日本で不動産投資型クラウドファンディングをするときの理想の投資割合

数万円もあれば分散投資ができるものとして、ETF(上場投資信託)やREIT(不動産投資信託)、投資信託が挙げられますが、クラウドファンディングもその一つです。

とはいえ分散投資では、どの資産をどの程度保有していくことが理想なのでしょうか。ここでは特に、不動産投資型クラウドファンディングの投資割合をどの程度にするべきか考えていきます。

クラウドファンディングの種類をおさらい

すでにクラウドファンディングを利用して投資している人もいるでしょう。しかし、すべての種類のクラウドファンディングを行っている人は少ないのではないでしょうか。そこでおさらいとして、クラウドファンディングの種類を確認します。

クラウドファンディングには、大きく分けて「購入型」「寄付型」「金融型」の3種類があります。購入型は、プロジェクトに支援することでリターンとして商品やサービスを受けられるものです。寄付型は特定のプロジェクトに対して支援者が寄付というかたちでお金を出すものを指し、新興国の支援などを行うものなどさまざまなものがあります。

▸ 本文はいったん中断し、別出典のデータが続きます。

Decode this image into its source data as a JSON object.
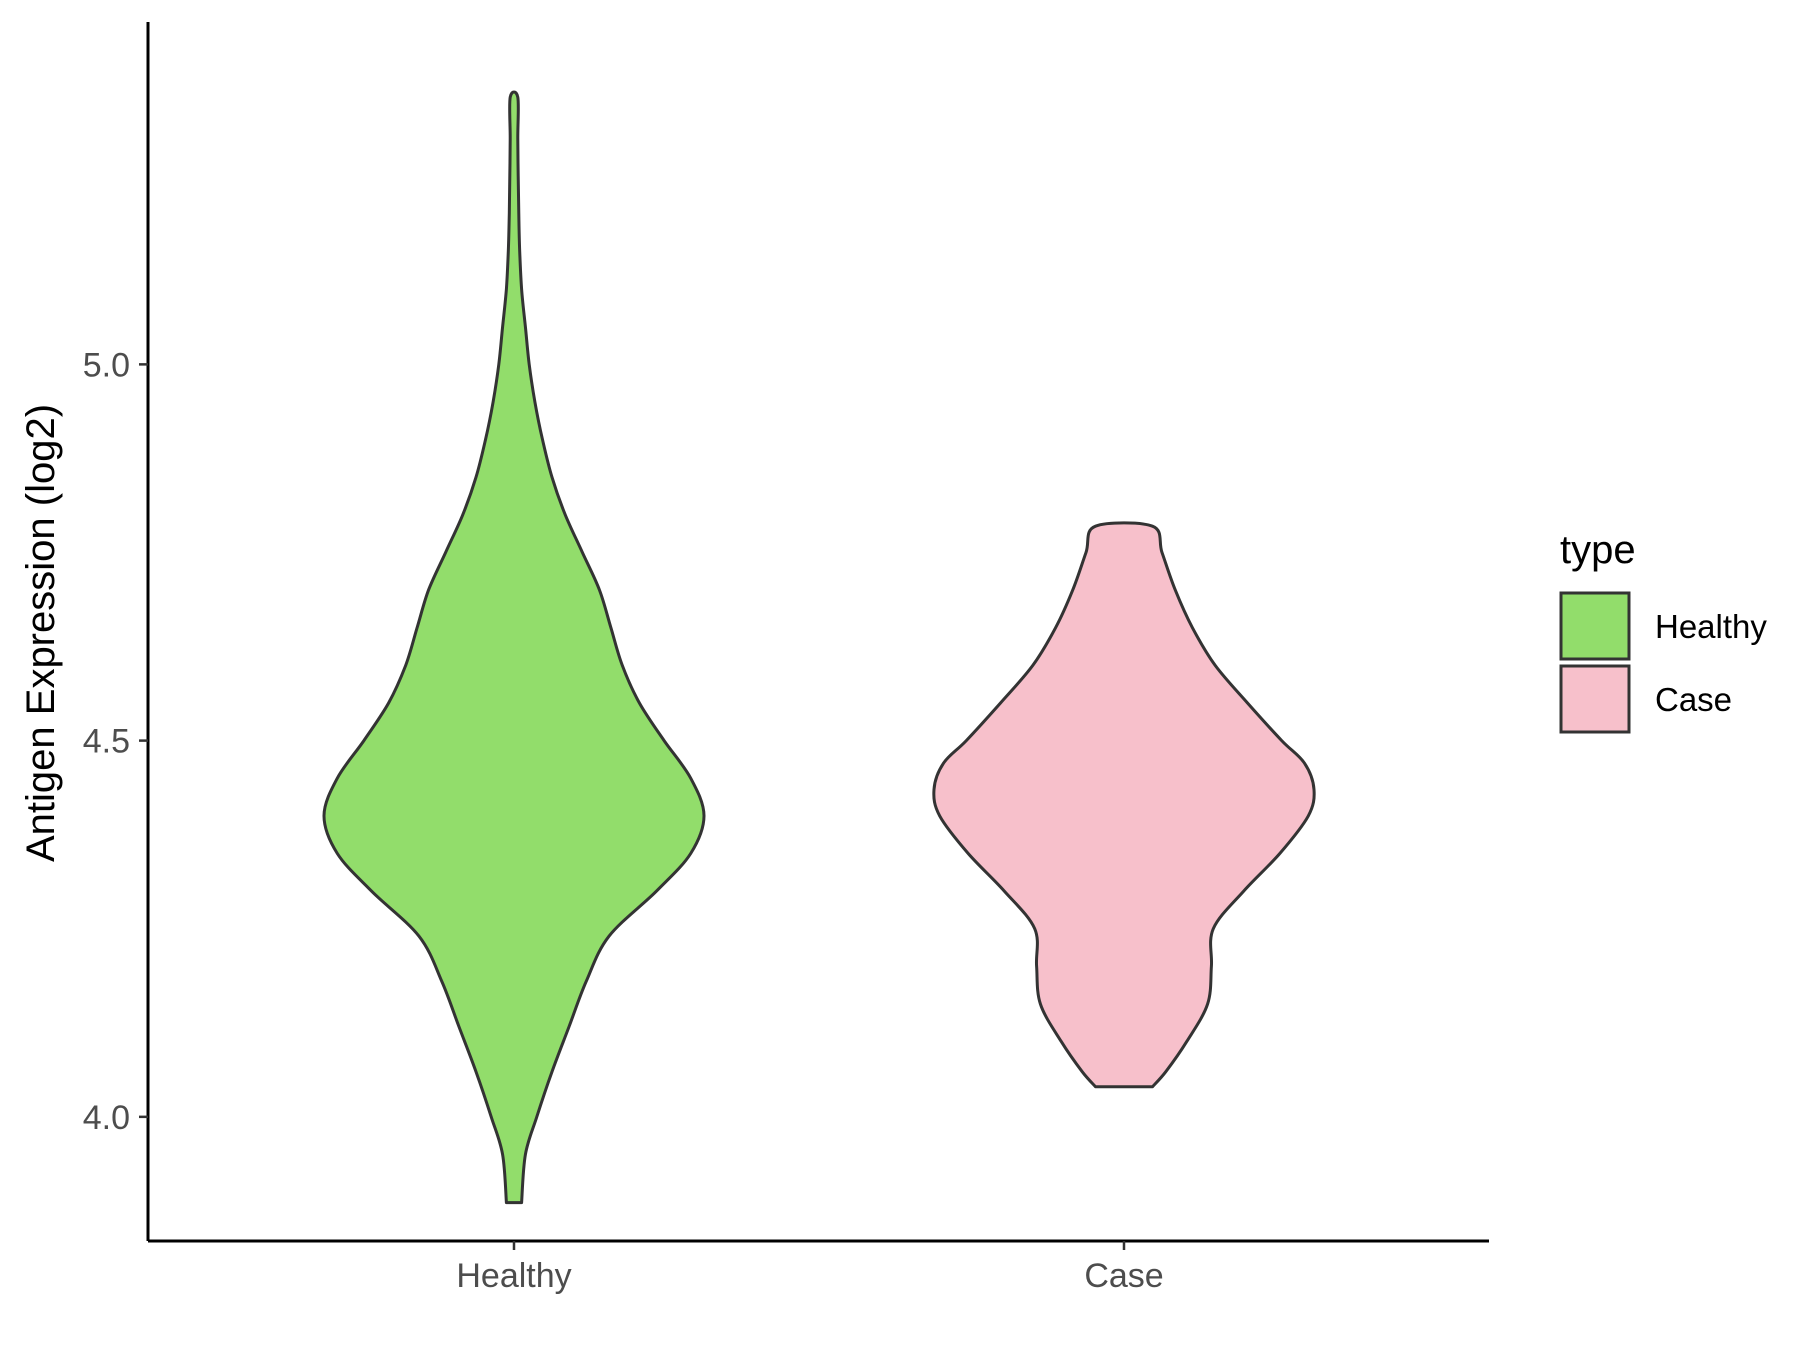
{
  "chart_data": {
    "type": "violin",
    "title": "",
    "xlabel": "",
    "ylabel": "Antigen Expression (log2)",
    "ylim": [
      3.835,
      5.455
    ],
    "yticks": [
      4.0,
      4.5,
      5.0
    ],
    "ytick_labels": [
      "4.0",
      "4.5",
      "5.0"
    ],
    "categories": [
      "Healthy",
      "Case"
    ],
    "legend": {
      "title": "type",
      "position": "right",
      "entries": [
        {
          "label": "Healthy",
          "color": "#92dd6b"
        },
        {
          "label": "Case",
          "color": "#f7c0cb"
        }
      ]
    },
    "grid": false,
    "series": [
      {
        "category": "Healthy",
        "color": "#92dd6b",
        "min": 3.886,
        "max": 5.355,
        "density_profile": [
          [
            3.886,
            0.04
          ],
          [
            3.95,
            0.06
          ],
          [
            4.0,
            0.12
          ],
          [
            4.06,
            0.2
          ],
          [
            4.12,
            0.29
          ],
          [
            4.18,
            0.38
          ],
          [
            4.24,
            0.5
          ],
          [
            4.3,
            0.75
          ],
          [
            4.35,
            0.93
          ],
          [
            4.4,
            1.0
          ],
          [
            4.45,
            0.93
          ],
          [
            4.5,
            0.79
          ],
          [
            4.55,
            0.66
          ],
          [
            4.6,
            0.57
          ],
          [
            4.65,
            0.51
          ],
          [
            4.7,
            0.45
          ],
          [
            4.75,
            0.36
          ],
          [
            4.8,
            0.27
          ],
          [
            4.85,
            0.2
          ],
          [
            4.9,
            0.15
          ],
          [
            4.95,
            0.11
          ],
          [
            5.0,
            0.08
          ],
          [
            5.05,
            0.06
          ],
          [
            5.1,
            0.04
          ],
          [
            5.15,
            0.03
          ],
          [
            5.2,
            0.025
          ],
          [
            5.25,
            0.022
          ],
          [
            5.3,
            0.02
          ],
          [
            5.355,
            0.02
          ]
        ]
      },
      {
        "category": "Case",
        "color": "#f7c0cb",
        "min": 4.04,
        "max": 4.785,
        "density_profile": [
          [
            4.04,
            0.15
          ],
          [
            4.06,
            0.22
          ],
          [
            4.1,
            0.33
          ],
          [
            4.15,
            0.44
          ],
          [
            4.2,
            0.46
          ],
          [
            4.25,
            0.47
          ],
          [
            4.3,
            0.63
          ],
          [
            4.35,
            0.82
          ],
          [
            4.4,
            0.97
          ],
          [
            4.435,
            1.0
          ],
          [
            4.47,
            0.95
          ],
          [
            4.5,
            0.83
          ],
          [
            4.55,
            0.65
          ],
          [
            4.6,
            0.48
          ],
          [
            4.65,
            0.36
          ],
          [
            4.7,
            0.27
          ],
          [
            4.75,
            0.2
          ],
          [
            4.785,
            0.15
          ]
        ]
      }
    ]
  }
}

寄付型はあくまでも寄付のため、リターンは発生しないのが特徴です。

金融型は細分化すると「投資型」や「融資型」、「株式型」があります。なかでも投資型は特定のファンドやプロジェクトに投資するもので、少額から出資できるといったメリットがあります。リターンとしては配当金や株式を受け取ることが挙げられます。不動産投資型クラウドファンディングはこの「投資型」に含まれます。資産運用としてクラウドファンディングを検討するなら、この投資型をはじめる必要があります。

どの程度の資産をどう配分していくか?

不動産投資型クラウドファンディングは、現物の不動産と異なり1口1万円からといった手軽に投資できる点が大きな特徴です。しかも投資期間は数ヵ月や数年など短いケースが多く、投資物件の詳細も確認できることから、投資初心者から上級者まで誰もが利用しやすいのもポイントです。

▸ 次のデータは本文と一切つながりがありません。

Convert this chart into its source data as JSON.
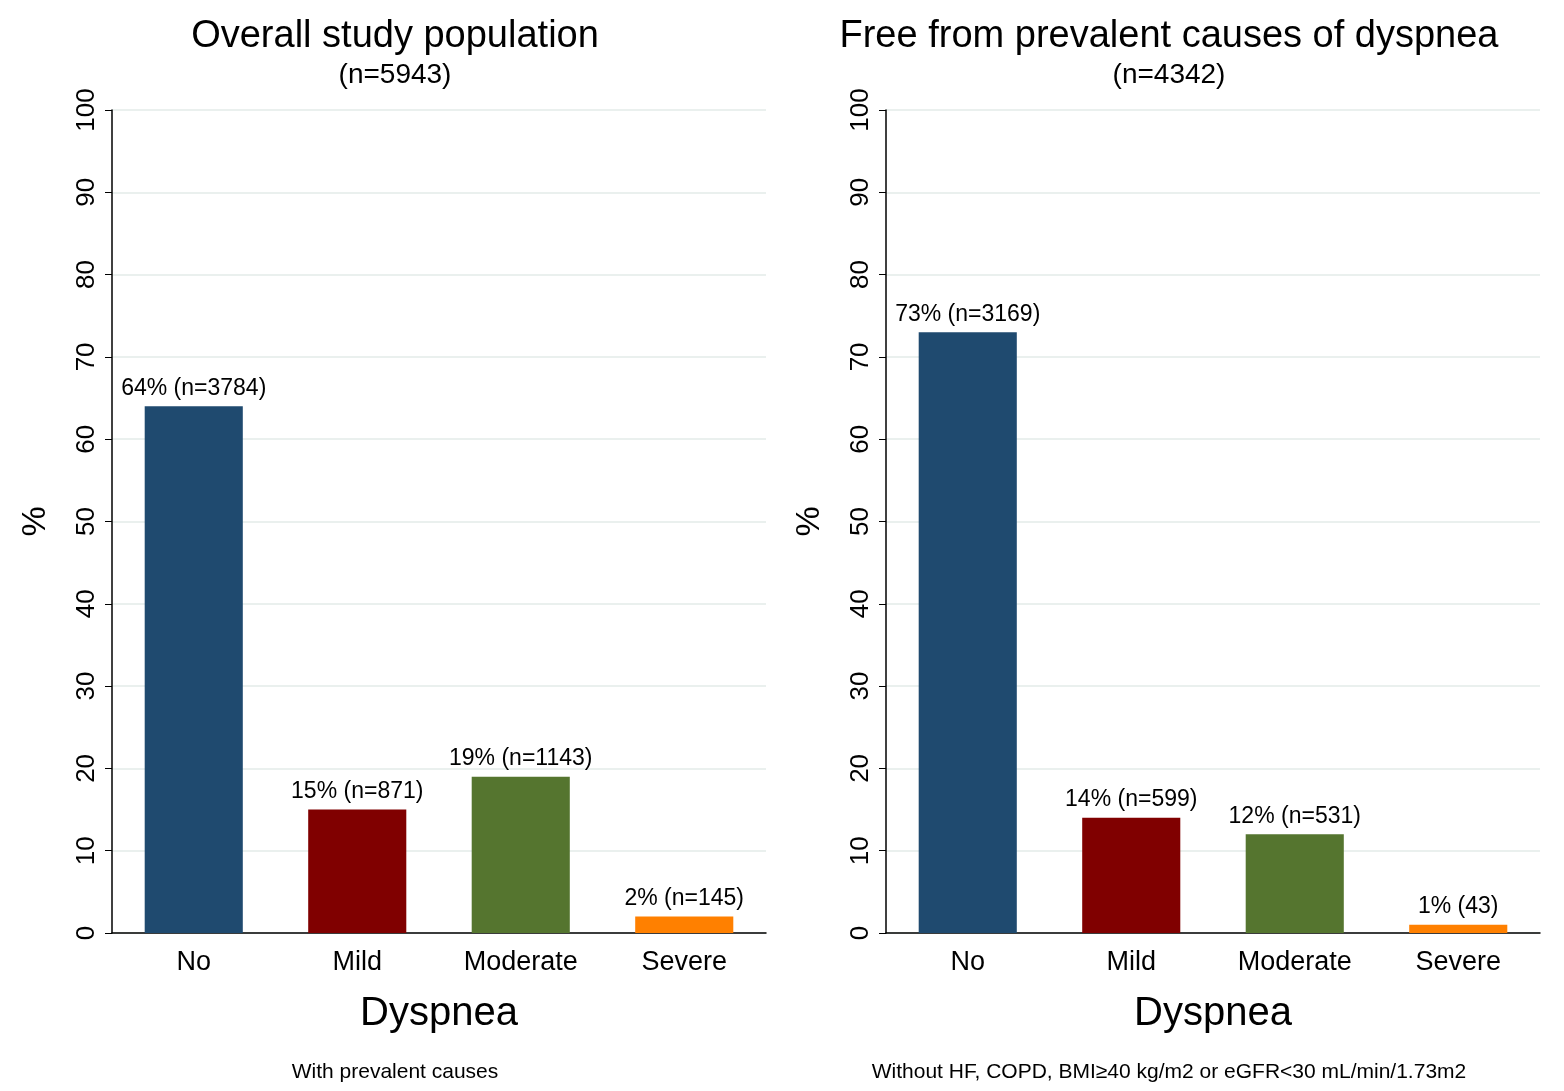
{
  "chart_data": [
    {
      "type": "bar",
      "title": "Overall study population",
      "subtitle": "(n=5943)",
      "xlabel": "Dyspnea",
      "ylabel": "%",
      "annotations": [
        "With prevalent causes"
      ],
      "categories": [
        "No",
        "Mild",
        "Moderate",
        "Severe"
      ],
      "values": [
        64,
        15,
        19,
        2
      ],
      "colors": [
        "#1f4a6f",
        "#800000",
        "#55752f",
        "#ff8000"
      ],
      "value_labels": [
        "64% (n=3784)",
        "15% (n=871)",
        "19% (n=1143)",
        "2% (n=145)"
      ],
      "ylim": [
        0,
        100
      ],
      "yticks": [
        0,
        10,
        20,
        30,
        40,
        50,
        60,
        70,
        80,
        90,
        100
      ],
      "grid": "y"
    },
    {
      "type": "bar",
      "title": "Free from prevalent causes of dyspnea",
      "subtitle": "(n=4342)",
      "xlabel": "Dyspnea",
      "ylabel": "%",
      "annotations": [
        "Without HF, COPD, BMI≥40 kg/m2 or eGFR<30 mL/min/1.73m2"
      ],
      "categories": [
        "No",
        "Mild",
        "Moderate",
        "Severe"
      ],
      "values": [
        73,
        14,
        12,
        1
      ],
      "colors": [
        "#1f4a6f",
        "#800000",
        "#55752f",
        "#ff8000"
      ],
      "value_labels": [
        "73% (n=3169)",
        "14% (n=599)",
        "12% (n=531)",
        "1% (43)"
      ],
      "ylim": [
        0,
        100
      ],
      "yticks": [
        0,
        10,
        20,
        30,
        40,
        50,
        60,
        70,
        80,
        90,
        100
      ],
      "grid": "y"
    }
  ]
}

ここで気になるのが、不動産投資型クラウドファンディングを利用するのはいいが、資産の中でどの程度保有するのが理想であるかという点です。そこで最初に考えたいのが次のことでしょう。

(1)不動産投資型クラウドファンディングをどの地域で行うか。
(2)不動産投資型クラウドファンディングをどの程度行うか。

不動産投資を不動産投資型クラウドファンディングのみで行うという人は、地域分散や時間分散をまずは考える必要があります。

たとえば東京に投資するだけではなく、札幌や福岡に投資するといったように、地域を分けることで地震リスクや火災リスクなどをある程度回避することができます。また、同時に投資するのではなく期間を分けることで地価の変動などのリスクをある程度、回避することができるでしょう。

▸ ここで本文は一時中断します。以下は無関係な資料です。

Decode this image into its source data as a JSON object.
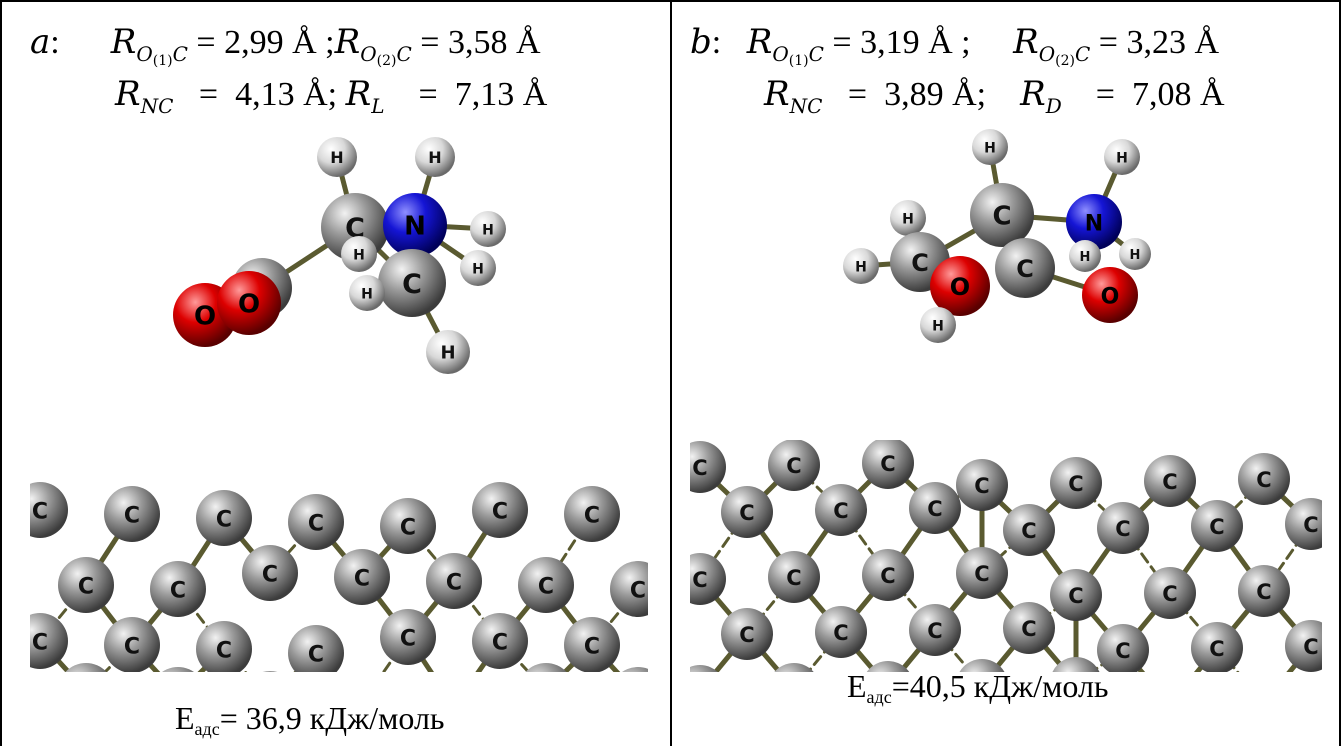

不動産投資に限定せず、とにかく分散投資を徹底することを前提として、どの程度を不動産投資型クラウドファンディングに振り分けるべきでしょうか。実はこれには絶対的な回答は存在せず、それぞれのリスクとリターンの許容度に応じて話は変わってきます。

たとえばある程度リスクをとっても良い、その代わりに大きなリターンを得たい(例:年率7%など)という人であれば株式の比率を高め、不動産投資型クラウドファンディングではコツコツ収益を得る戦略を取ります。

こうした考えの場合には、次のような比率をおすすめします。現預金は何かあった場合に追加で投資できるように設定しておきます。

株式:不動産投資型クラウドファンディング(不動産投資全般含む):現預金=4:3:3

また、年率5%程度をコツコツ稼げたら良いという場合には「株式:不動産:現預金=3:4:3」といった比率や、「株式:不動産:現預金=2:5:3」といった比率が一案です。不動産投資型クラウドファンディングを中心に不動産でコツコツ収益を上げていきます。

年率1~3%程度で良いから預金の利子よりは多く稼ぎたいという人は「株式:不動産:現預金=1:4:5」や「株式:不動産:現預金=1:3:7」といった配分はいかがでしょうか。不動産投資型クラウドファンディングをはじめとした不動産投資による収益が、安定的なリターンとして享受できるでしょう。

ミドルリスク、ミドルリターンの属性をうまく活かす

不動産投資型クラウドファンディングは運用をプロに任せることができ、しかもある程度のリターンを得ることができるように設計されています。資産運用の収益の柱に置くことでコツコツと資産を構築できるでしょう。

リスクが高いとリターンも高くなりますが、不動産投資型クラウドファンディングは俗にいうミドルリスク・ミドルリターンです。うまく使いこなすことで、どんな人にとってもメリットのある投資手段となるでしょう。